As a Communication PhD student, Cameron’s dissertation research analyzes the participation of fat bodies in reality television and whether fat-positive representations are possible within the genre.
Cameron also produced her first film Fat Hiking Club—a documentary that follows Summer Michaud-Skog, the founder of Portland Oregon organization Fat Girls Hiking, and her mission to make the outdoors accessible for everybody and every body. Cameron’s film premiered at the 30th Vancouver Queer Film Festival in August. She is currently touring the film internationally and is integrating it into her research.
“I’ve learned a lot in terms of what fat activist media looks like by making the film,” says Cameron. “In order to visualize a group of fat people hiking, I had to be conscious of portraying people while navigating tropes of fat people sweating or catching their breath that are so often used in reality television shows like The Biggest Loser.”

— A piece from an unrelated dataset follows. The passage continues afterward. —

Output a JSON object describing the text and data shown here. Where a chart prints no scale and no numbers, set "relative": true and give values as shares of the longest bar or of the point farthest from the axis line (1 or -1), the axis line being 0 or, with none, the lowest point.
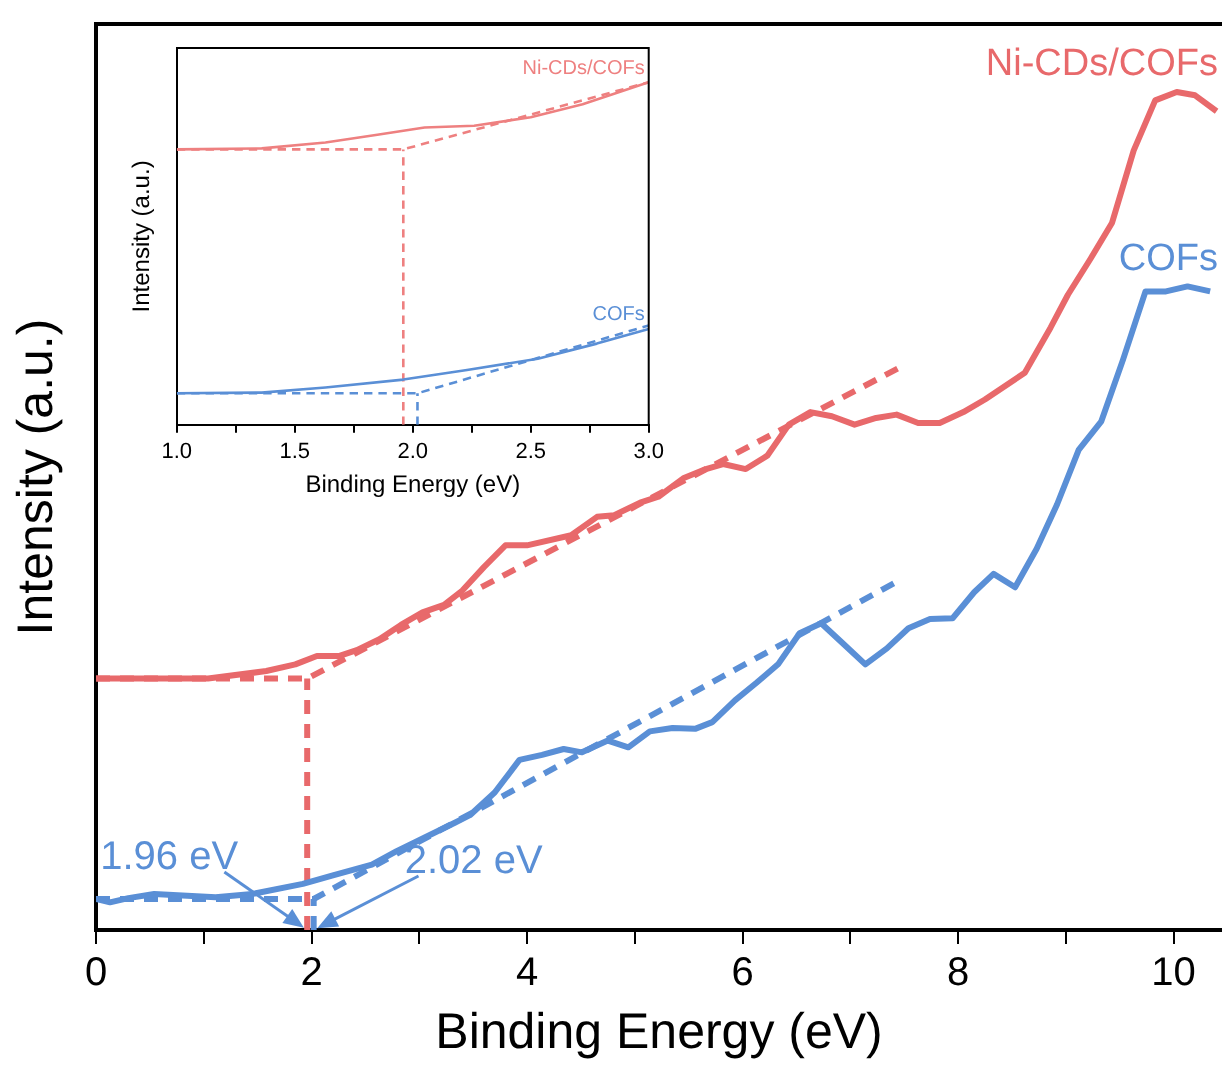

Cameron will receive the Sterling Prize at an award ceremony held on Thursday, October 18 at the Morris J. Wosk Centre for Dialogue at SFU’s Vancouver campus. Following the award ceremony, Cameron will give a presentation on her work. The lecture is free with registration and open to the public.
The Sterling Prize was first awarded in 1993 and remains committed to recognizing work that provokes and contributes to the understanding of controversy, while presenting new ways of looking at the world and challenging complacency. The Prize recognizes work across disciplines and departments and is awarded annually by the Sterling Prize committee.